Elon Musk 'optimistic' about 2019 test flights to Mars but a 'good chance you will die'

"I think there aren’t that many people that want to go in the beginning."

"It’s difficult, dangerous, [there’s a] good chance you will die, excitement for those who survive, that kind of thing," Musk told the South by Southwest conference in Austin, Texas, of his timeline for launching a Mars-bound space vehicle.

His spaceship is being built and the test flights will be short, up-and-down trips, Musk told an audience Sunday, adding that the ship will be fully reusable. He didn't say how long the flights would be.

With the expectation that the interplanetary ship will be operational next year, Musk discussed the struggle that pioneering travelers may face.

"I think there aren’t that many people that want to go in the beginning because all those things I said are true. But there will be some who will, for whom the excitement of frontier and exploration exceeds the danger," he added.

Either way, the South African-born engineer conceded, his timeline for launching test flight rockets to Mars is "optimistic."

But a successful trip to Mars could show companies and other countries that interplanetary travel is possible.

"They currently don't think it's possible so that if we show them that it is, then I think that they will up their game and they will build interplanetary transport vehicles, as well," Musk, 46, said.

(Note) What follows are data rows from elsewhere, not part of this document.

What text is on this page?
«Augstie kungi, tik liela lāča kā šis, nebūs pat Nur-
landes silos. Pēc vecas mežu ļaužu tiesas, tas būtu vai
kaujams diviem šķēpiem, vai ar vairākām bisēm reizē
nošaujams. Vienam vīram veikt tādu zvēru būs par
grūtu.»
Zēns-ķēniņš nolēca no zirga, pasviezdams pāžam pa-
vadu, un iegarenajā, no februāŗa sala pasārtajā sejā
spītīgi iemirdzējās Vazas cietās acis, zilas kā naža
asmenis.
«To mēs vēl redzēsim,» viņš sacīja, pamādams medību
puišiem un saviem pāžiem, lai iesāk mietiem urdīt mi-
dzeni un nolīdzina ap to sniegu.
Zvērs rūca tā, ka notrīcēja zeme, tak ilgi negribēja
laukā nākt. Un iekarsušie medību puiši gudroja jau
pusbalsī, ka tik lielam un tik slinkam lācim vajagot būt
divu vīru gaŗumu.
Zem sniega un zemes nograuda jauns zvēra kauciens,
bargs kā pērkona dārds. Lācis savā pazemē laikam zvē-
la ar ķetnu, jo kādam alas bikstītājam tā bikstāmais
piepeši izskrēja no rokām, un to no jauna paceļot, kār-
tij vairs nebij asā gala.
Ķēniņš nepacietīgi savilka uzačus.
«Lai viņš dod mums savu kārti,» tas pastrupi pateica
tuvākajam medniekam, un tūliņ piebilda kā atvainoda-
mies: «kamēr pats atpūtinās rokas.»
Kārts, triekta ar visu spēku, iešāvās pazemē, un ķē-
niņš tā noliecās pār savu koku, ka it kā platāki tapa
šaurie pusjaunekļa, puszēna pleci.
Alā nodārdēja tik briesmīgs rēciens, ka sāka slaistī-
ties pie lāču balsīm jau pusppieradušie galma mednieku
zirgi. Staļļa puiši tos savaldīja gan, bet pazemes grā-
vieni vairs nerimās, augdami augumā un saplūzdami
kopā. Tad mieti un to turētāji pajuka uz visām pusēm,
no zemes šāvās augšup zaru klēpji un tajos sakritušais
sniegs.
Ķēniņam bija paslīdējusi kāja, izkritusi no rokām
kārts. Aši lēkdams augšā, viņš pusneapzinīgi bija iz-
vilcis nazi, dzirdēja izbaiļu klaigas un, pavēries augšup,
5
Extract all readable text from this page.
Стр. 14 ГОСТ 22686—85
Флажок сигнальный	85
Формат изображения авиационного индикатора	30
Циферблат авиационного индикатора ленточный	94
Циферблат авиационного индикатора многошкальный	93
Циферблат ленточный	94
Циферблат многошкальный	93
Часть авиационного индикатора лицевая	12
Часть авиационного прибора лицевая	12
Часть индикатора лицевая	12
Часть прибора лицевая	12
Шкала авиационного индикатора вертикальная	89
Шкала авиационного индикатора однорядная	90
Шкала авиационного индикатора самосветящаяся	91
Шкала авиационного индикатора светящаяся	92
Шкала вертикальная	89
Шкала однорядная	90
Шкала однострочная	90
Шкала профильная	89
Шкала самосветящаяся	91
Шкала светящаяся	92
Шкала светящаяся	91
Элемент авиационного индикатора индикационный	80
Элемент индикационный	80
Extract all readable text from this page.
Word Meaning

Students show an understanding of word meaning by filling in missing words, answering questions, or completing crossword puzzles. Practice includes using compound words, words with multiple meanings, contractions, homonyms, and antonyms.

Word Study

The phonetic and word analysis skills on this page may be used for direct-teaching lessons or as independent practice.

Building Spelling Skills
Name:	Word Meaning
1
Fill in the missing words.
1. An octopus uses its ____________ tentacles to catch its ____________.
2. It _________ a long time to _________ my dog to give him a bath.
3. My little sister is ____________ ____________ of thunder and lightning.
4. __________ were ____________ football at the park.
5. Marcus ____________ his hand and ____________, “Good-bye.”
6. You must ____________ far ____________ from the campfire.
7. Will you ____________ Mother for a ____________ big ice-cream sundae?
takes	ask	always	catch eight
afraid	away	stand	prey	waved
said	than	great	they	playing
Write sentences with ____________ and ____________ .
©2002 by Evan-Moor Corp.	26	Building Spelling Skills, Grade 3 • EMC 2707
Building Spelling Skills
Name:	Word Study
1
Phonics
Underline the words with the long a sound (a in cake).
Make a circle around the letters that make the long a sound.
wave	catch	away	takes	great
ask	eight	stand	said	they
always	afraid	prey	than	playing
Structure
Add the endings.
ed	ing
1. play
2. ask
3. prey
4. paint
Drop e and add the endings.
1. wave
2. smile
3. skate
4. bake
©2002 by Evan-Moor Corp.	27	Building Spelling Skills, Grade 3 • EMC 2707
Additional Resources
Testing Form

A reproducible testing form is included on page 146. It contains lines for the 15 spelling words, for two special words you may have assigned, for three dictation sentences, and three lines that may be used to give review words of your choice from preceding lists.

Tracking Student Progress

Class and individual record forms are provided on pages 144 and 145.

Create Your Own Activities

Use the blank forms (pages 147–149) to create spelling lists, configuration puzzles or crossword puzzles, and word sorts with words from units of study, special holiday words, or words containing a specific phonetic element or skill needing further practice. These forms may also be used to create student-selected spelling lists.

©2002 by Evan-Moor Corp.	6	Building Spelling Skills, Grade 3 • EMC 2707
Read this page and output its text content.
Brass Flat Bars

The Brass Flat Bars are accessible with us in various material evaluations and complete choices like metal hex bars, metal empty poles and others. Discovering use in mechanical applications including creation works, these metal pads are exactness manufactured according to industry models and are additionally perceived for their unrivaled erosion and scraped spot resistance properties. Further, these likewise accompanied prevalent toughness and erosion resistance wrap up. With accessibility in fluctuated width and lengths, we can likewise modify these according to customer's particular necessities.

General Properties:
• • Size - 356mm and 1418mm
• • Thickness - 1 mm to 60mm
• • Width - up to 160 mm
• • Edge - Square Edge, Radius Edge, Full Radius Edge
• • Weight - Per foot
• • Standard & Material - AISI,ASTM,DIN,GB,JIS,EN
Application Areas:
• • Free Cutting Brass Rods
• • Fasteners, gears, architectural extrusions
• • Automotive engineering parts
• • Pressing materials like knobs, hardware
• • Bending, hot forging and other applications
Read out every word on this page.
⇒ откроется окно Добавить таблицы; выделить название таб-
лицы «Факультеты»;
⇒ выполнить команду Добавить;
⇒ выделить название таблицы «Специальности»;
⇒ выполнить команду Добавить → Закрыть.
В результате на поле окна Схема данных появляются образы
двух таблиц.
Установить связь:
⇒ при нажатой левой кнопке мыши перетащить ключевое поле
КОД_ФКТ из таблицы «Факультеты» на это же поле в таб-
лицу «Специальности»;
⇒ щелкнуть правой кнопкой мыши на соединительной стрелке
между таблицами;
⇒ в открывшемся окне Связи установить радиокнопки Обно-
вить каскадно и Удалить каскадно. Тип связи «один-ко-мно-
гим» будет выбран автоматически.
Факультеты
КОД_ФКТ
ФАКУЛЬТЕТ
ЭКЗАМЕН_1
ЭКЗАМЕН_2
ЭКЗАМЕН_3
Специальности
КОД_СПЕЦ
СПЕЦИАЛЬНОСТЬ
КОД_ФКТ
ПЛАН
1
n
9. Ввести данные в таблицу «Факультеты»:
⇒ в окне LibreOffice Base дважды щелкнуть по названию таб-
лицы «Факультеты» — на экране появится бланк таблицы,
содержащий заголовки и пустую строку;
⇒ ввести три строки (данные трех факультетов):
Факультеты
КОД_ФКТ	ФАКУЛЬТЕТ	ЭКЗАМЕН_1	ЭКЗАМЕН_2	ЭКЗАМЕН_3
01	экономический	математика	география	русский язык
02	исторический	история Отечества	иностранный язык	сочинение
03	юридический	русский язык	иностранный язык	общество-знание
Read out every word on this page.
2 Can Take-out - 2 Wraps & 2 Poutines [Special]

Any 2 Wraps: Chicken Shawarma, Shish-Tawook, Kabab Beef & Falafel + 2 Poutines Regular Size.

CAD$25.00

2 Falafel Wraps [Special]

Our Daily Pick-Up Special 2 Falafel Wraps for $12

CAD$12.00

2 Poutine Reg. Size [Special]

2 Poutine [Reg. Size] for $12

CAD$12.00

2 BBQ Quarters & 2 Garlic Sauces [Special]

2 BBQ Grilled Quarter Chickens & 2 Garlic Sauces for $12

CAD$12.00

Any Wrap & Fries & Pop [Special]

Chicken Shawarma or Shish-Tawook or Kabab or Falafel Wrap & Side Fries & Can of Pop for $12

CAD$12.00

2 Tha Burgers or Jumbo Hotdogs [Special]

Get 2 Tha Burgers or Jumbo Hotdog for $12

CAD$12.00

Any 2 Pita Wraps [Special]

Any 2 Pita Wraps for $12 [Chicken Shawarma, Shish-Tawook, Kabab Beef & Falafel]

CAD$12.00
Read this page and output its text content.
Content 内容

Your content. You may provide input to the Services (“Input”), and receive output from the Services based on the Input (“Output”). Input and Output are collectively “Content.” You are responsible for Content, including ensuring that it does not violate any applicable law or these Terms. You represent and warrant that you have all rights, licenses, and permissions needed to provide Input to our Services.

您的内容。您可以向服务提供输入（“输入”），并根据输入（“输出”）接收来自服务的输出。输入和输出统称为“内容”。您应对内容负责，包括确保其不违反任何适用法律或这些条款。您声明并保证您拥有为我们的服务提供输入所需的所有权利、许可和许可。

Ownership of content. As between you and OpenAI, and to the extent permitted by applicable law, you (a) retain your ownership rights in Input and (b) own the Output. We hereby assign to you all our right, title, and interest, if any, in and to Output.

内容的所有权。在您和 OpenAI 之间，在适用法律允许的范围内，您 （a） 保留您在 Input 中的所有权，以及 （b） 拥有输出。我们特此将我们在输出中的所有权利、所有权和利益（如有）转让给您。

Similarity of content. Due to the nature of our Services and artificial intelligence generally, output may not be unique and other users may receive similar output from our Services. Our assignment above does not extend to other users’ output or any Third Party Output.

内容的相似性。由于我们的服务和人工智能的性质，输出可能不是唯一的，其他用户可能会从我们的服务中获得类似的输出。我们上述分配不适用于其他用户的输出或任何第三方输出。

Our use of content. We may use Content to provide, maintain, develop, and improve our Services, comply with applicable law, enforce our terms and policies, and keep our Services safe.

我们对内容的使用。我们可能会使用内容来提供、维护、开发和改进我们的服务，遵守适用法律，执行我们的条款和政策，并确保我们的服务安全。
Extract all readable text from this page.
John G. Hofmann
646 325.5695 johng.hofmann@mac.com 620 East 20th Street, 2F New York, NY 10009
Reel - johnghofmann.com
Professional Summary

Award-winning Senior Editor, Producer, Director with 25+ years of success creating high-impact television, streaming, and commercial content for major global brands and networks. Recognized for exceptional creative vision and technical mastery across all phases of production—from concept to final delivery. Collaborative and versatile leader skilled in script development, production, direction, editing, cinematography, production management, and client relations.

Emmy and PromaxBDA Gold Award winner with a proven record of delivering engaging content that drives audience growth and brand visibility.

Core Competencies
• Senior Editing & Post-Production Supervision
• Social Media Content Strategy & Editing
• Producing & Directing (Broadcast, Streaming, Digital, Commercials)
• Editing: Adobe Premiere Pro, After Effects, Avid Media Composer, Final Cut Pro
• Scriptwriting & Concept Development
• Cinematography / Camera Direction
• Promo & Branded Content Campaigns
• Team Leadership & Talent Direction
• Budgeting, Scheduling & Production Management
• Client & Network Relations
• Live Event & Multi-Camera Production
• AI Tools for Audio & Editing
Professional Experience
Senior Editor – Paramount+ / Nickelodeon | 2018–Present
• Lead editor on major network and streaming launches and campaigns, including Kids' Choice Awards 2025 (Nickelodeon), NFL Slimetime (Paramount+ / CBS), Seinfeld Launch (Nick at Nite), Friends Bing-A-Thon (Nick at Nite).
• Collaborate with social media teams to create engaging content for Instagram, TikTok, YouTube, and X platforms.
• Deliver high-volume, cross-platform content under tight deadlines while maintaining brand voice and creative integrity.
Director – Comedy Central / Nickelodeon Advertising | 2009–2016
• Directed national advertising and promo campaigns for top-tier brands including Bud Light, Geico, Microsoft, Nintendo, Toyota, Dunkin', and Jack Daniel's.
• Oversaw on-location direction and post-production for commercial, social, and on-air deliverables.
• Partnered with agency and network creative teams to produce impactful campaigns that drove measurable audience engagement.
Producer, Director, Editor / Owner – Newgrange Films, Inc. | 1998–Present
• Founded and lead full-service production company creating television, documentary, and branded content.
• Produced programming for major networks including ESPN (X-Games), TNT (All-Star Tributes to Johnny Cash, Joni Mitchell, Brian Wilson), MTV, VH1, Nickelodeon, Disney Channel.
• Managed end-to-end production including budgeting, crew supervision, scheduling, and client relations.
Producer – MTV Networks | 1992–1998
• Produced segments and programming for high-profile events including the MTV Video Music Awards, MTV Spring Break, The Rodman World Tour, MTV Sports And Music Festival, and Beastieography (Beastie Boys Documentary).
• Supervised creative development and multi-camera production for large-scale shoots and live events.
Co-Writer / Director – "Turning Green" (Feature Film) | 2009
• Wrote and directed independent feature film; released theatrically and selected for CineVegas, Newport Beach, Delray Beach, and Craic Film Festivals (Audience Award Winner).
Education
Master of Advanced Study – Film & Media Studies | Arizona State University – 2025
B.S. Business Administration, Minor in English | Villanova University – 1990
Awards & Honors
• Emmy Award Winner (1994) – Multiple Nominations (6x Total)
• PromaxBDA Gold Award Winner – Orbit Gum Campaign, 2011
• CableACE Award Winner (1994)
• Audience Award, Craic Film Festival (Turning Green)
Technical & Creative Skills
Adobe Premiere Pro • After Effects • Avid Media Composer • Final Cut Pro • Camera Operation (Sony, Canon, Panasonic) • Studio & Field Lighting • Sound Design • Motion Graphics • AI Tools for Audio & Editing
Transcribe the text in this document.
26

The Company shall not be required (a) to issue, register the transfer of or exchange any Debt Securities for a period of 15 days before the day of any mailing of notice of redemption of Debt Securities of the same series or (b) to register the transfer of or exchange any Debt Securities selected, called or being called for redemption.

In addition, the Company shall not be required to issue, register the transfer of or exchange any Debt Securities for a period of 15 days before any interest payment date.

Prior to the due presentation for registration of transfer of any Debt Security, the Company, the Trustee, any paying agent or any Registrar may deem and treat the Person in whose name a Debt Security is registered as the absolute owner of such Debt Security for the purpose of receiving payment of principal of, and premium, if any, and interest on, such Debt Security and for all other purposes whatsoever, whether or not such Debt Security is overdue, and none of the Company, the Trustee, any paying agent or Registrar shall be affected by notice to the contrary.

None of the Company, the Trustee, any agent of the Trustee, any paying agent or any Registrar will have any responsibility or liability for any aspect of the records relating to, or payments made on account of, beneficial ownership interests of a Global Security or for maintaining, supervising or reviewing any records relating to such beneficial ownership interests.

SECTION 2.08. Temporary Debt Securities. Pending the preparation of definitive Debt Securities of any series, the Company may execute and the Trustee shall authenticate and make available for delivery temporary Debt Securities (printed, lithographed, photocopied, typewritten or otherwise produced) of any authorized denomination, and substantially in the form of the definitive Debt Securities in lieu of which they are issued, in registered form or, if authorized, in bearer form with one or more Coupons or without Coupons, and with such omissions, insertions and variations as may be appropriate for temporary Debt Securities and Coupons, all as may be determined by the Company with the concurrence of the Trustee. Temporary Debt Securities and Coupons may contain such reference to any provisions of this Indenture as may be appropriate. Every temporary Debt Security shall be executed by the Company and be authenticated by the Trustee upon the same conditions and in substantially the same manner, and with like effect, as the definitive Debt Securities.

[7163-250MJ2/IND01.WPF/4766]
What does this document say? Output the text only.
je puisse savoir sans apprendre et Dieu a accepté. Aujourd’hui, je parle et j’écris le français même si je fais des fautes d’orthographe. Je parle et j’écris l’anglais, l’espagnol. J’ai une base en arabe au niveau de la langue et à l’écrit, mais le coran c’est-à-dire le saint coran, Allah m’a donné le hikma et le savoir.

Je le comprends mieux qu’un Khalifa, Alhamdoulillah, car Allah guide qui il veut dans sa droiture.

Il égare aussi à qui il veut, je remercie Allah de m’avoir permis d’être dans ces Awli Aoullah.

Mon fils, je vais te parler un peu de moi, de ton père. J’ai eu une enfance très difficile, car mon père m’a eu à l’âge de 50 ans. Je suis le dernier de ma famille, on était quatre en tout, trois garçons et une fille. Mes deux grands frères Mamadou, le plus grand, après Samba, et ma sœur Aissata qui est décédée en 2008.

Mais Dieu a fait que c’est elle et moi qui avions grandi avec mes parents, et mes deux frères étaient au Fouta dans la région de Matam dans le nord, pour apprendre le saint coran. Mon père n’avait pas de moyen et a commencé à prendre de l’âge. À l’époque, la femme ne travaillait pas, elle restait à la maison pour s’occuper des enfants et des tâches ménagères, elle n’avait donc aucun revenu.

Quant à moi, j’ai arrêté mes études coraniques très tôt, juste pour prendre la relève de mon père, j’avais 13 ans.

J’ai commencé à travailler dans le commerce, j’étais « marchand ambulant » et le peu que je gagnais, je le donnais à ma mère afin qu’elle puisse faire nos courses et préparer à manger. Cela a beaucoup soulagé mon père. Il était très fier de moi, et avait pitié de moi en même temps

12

With the colonization of a new planet, Musk also predicts an "explosion of entrepreneurial opportunities," and that life on our neighboring planet would start by building the fundamentals, like a power plant, glass domes for farming and, of course, pizza joints.

"I think Mars should really have great bars," he added. "A Mars bar."

His comments about Mars came on heels of a successful launch of SpaceX's Falcon Heavy rocket last month. It was the company's most powerful, and reusable, rocket yet that helps pave the way for Musk's goal of getting to Mars.

The reusability of rockets is considered a breakthrough, according to Musk, and it dramatically lowers the marginal cost per flight.

Musk's ultimate goal, he revealed in September 2016, is to colonize Mars, a feat he hopes to achieve by drastically reducing the cost of spaceflight, which makes his reusable rockets key.